# Can I spray foam myself, is it affordable.



## Bud Cline (Mar 12, 2006)

I suspect you can do this yourself if you have a spare $10,000.00 to buy the spray rig, hoses and spray heads. The foam of course would be a cost over and above this initial outlay.

Otherwise, it would take a few thousand little spray cans but the home center would consider you a top customer.:wink::laughing:


----------



## nap (Dec 4, 2007)

I am not vouching for these folks but it is simply one of many that provide what you are looking for. 

http://www.tigerfoam.com/

start pecking the keyboard and look on the internet. There is a wealth of info out there.


----------



## RayMort (May 4, 2011)

It is possible to do spray foam insulation yourself at a fraction of the cost. Just make sure you follow the instructions carefully to avoid any problems.


----------



## HitLines (Aug 31, 2009)

Short answer seems to be no. Most kits I found when I was looking for this solution was around $1.20 a sqft. It seemed like 300 sqft tanks would run about $360 shipped (order of 2 or more). Even then, most of those numbers are based on a 2in fill with batt insulation for the rest. Filling then entire void (2x6, 2x8) would cost far too much.


----------



## Clutchcargo (Mar 31, 2007)

I was watching a show a while back "American Builder." They used the portable foam product (like tiger foam). From what I could tell, it doesn't go up nearly as nice as the pro tools.


----------



## HomeSealed (Jan 3, 2008)

DIYers have access to "froth packs", etc, which work well for smaller projects. Larger projects require a substantial investment in equipment and would likely negate if not completely reverse any savings.


----------



## user1007 (Sep 23, 2009)

The guys that spray foam for a living have fairly high tech setups that balance temperature and maintain a perfect match of the chemical components in the foam. Even if such equipment was rented I should think the material wasted in the learning curve would negate any possible cost savings. And then you would have to buy the chemicals to clean the equipment and return it. 

If it is a horizontal surface like the floor of an attic?

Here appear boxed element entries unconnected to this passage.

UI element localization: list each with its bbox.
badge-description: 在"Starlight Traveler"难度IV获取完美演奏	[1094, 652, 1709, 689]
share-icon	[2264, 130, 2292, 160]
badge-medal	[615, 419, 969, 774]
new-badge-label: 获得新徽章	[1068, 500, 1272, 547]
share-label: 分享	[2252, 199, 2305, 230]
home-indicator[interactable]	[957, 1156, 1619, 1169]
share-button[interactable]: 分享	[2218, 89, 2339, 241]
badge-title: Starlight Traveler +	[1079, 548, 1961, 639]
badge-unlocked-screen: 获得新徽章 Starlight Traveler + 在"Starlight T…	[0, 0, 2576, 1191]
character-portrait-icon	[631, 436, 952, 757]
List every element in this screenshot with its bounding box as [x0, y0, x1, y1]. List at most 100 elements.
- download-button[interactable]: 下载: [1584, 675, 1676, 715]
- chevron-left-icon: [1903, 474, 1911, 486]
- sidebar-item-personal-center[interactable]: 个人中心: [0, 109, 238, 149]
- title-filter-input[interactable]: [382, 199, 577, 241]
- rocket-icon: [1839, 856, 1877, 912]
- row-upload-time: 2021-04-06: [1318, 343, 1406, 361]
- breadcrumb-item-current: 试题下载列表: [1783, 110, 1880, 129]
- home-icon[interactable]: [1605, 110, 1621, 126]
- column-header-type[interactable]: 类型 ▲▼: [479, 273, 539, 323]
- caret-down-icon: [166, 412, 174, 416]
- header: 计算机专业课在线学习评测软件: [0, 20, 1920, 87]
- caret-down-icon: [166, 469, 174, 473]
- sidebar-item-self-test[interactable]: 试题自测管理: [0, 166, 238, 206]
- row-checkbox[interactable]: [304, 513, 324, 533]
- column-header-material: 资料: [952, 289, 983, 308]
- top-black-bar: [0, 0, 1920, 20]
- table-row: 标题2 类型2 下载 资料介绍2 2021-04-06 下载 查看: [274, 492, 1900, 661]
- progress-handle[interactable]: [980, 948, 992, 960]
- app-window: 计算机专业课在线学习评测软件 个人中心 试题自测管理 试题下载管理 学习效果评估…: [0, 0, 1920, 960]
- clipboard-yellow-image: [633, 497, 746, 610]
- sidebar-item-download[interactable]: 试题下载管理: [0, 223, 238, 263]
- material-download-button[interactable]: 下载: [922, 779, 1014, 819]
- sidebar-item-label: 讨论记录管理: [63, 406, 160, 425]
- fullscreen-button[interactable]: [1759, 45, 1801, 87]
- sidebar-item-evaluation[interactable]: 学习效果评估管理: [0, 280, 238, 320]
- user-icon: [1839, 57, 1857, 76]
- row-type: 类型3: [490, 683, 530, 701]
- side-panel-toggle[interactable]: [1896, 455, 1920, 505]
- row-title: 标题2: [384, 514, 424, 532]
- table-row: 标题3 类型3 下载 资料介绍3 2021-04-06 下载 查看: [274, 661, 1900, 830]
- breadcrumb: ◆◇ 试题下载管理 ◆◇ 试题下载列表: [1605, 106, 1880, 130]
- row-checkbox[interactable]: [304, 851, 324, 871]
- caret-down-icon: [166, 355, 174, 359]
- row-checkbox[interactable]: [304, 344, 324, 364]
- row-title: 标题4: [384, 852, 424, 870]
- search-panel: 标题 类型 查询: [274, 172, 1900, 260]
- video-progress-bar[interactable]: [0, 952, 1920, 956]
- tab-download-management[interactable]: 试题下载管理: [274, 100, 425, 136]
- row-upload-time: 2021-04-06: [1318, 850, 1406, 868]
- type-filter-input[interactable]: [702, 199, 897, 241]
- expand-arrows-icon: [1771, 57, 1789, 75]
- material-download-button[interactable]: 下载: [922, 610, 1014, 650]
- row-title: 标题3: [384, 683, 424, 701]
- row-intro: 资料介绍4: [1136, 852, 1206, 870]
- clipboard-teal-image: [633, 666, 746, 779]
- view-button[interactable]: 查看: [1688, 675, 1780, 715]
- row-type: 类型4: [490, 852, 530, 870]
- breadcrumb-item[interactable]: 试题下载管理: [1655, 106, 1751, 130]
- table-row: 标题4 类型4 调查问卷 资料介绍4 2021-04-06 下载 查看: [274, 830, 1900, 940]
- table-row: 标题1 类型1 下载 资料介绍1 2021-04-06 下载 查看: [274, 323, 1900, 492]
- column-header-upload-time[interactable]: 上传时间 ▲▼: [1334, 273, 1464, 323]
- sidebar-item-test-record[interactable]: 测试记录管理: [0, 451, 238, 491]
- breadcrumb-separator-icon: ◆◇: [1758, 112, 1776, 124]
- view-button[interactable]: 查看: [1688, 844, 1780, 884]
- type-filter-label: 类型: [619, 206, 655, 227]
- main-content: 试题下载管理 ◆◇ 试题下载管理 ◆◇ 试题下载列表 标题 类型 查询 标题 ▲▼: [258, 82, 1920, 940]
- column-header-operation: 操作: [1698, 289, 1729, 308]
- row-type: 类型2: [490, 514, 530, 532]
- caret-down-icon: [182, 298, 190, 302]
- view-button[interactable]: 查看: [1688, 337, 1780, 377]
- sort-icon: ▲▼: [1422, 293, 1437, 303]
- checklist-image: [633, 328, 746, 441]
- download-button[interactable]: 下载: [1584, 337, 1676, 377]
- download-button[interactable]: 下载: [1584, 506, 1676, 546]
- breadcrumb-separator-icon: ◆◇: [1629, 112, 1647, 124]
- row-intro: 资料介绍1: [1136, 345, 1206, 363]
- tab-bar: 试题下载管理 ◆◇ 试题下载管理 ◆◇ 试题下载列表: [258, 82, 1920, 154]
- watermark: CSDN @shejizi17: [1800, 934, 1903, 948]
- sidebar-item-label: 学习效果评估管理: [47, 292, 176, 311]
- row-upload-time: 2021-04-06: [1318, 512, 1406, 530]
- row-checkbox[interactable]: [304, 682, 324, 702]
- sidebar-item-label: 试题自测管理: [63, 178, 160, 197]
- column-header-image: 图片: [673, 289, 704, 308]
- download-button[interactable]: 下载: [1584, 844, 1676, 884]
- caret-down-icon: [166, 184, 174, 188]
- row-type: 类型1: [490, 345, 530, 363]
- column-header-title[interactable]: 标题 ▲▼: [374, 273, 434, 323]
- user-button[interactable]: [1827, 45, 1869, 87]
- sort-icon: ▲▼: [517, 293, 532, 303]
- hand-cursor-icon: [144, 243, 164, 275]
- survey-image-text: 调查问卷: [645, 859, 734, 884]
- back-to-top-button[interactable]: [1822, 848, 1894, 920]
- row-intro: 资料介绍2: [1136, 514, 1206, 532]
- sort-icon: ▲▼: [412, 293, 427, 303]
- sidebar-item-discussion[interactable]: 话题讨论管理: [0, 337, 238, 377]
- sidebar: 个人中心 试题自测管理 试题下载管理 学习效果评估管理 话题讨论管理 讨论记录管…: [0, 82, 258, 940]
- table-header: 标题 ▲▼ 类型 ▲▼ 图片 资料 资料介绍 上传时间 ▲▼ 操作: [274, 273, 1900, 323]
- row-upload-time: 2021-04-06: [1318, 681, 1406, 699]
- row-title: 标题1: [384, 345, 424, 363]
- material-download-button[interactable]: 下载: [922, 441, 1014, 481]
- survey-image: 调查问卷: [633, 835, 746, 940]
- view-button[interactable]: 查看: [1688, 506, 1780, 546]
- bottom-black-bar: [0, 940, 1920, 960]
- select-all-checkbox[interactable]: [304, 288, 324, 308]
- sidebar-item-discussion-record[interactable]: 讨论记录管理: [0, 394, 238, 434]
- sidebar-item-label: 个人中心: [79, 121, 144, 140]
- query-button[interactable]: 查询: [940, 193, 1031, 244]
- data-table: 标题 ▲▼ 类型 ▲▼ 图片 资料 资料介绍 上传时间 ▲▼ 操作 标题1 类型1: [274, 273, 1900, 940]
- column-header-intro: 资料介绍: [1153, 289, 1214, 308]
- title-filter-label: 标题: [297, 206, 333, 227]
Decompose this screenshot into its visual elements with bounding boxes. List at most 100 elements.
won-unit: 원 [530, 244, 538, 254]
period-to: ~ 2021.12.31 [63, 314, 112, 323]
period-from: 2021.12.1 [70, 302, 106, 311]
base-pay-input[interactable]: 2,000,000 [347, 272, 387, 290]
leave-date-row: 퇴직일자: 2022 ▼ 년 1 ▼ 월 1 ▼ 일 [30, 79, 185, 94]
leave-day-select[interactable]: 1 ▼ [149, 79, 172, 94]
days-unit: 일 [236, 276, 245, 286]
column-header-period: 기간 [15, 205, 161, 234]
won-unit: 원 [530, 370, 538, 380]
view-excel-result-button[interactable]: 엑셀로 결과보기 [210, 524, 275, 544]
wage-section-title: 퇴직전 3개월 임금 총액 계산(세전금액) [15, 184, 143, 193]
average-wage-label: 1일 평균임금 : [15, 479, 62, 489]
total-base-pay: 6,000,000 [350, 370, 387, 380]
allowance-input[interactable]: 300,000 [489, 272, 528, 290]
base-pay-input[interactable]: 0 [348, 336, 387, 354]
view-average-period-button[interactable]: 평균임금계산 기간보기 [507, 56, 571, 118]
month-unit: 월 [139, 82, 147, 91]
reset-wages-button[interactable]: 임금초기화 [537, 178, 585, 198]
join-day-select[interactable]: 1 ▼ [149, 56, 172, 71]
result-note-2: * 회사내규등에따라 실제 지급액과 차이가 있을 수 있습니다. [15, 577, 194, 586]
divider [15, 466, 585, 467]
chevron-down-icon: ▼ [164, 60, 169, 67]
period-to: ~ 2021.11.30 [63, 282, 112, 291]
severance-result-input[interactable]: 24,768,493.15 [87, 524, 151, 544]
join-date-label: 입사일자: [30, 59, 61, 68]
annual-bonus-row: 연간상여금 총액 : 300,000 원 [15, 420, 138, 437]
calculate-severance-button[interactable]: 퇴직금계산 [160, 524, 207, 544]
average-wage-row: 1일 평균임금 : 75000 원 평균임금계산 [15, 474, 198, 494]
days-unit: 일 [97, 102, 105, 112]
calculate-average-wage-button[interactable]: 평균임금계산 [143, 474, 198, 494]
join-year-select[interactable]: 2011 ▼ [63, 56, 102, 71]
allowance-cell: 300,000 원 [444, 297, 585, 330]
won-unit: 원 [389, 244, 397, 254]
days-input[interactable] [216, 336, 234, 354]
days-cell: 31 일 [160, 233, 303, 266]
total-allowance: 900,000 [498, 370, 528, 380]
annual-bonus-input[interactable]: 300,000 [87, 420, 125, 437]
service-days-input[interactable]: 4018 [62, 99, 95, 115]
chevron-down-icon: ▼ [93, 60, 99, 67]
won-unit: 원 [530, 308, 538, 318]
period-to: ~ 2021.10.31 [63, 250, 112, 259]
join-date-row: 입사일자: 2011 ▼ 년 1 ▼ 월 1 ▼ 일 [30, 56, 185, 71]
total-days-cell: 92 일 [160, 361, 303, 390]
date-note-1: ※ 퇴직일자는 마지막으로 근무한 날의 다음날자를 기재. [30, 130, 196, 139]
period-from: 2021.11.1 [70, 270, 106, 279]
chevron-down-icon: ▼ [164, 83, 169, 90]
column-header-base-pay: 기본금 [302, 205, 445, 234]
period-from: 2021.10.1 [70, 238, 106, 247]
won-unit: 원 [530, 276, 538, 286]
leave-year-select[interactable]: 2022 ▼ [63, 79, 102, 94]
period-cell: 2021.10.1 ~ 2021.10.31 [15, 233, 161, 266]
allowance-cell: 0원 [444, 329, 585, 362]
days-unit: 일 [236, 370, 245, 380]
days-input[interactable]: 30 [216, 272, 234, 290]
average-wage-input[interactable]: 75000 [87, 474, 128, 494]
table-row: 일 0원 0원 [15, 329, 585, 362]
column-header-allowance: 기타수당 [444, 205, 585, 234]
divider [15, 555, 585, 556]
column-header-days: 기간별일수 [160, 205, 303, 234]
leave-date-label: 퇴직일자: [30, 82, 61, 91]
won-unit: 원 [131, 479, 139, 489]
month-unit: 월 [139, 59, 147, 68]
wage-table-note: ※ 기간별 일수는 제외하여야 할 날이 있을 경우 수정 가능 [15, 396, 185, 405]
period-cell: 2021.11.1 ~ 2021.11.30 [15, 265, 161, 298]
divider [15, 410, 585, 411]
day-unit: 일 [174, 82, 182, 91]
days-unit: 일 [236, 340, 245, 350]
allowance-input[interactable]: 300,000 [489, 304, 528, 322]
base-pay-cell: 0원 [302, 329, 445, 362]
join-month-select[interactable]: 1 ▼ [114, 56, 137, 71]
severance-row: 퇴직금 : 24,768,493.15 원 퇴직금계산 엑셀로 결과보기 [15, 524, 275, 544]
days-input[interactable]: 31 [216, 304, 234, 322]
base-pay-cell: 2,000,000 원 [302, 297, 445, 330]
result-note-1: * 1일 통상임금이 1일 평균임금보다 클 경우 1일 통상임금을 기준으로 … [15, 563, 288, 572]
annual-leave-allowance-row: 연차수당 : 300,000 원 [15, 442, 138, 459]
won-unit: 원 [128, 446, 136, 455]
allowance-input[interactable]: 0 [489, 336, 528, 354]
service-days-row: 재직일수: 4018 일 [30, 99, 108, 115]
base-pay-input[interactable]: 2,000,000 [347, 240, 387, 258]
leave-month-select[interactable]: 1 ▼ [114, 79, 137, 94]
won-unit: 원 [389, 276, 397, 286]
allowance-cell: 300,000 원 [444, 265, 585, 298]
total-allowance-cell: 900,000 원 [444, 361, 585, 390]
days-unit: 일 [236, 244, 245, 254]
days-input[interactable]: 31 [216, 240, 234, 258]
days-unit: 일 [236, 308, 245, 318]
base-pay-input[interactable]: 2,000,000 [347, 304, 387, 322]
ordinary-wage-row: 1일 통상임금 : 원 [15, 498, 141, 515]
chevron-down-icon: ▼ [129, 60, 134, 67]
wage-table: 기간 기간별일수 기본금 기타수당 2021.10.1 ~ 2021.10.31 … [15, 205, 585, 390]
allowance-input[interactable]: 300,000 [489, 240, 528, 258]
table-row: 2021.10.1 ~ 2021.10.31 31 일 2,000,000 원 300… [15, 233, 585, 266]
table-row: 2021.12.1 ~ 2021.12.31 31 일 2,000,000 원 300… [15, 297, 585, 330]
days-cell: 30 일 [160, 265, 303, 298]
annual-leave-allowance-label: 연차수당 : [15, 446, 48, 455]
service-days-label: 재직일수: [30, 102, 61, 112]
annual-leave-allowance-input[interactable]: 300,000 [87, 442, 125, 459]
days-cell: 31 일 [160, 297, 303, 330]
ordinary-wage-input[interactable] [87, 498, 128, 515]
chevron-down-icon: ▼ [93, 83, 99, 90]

Would you be open to exploring some other high R-Value options besides foam? And don't get me wrong, I am a foam fan. Where I had been working the foam folk were so busy it took forever for them to get to me at times though. And good luck getting them out for a small project.


----------



## RetiredRGM (May 6, 2011)

http://soythane.com/
http://soythane.mybigcommerce.com/products/1.5-POUND-FOAM-PACKAGE-#1.html


----------



## Chris616 (Dec 31, 2019)

You would be better off starting your own new thread since many of the posters on this forum won't view an eleven year old thread. Also, since you're asking about the source for materials it would be useful to give an idea of your general location. The only info that we have is the "not US", "not Canada" flag next to your userid (which is derived from your IP address so can be manipulated).


----------



## SW Dweller (Jan 6, 2021)

Last trailer spray foam rig I looked at was $63K with the trailer.
The real problem with a lot of foam is experience with the machine and product.
There are websites with used equipment for sale. I came to the conclusion that I did not know enough to buy a used rig. 
A year ago when I was looking for foam I found people who would bring the rig, foam and set it up and make sure it was working correctly. You would dress in the bunny suit and do all of the spraying.


----------



## chandler48 (Jun 5, 2017)

11 year old thread, guys.


----------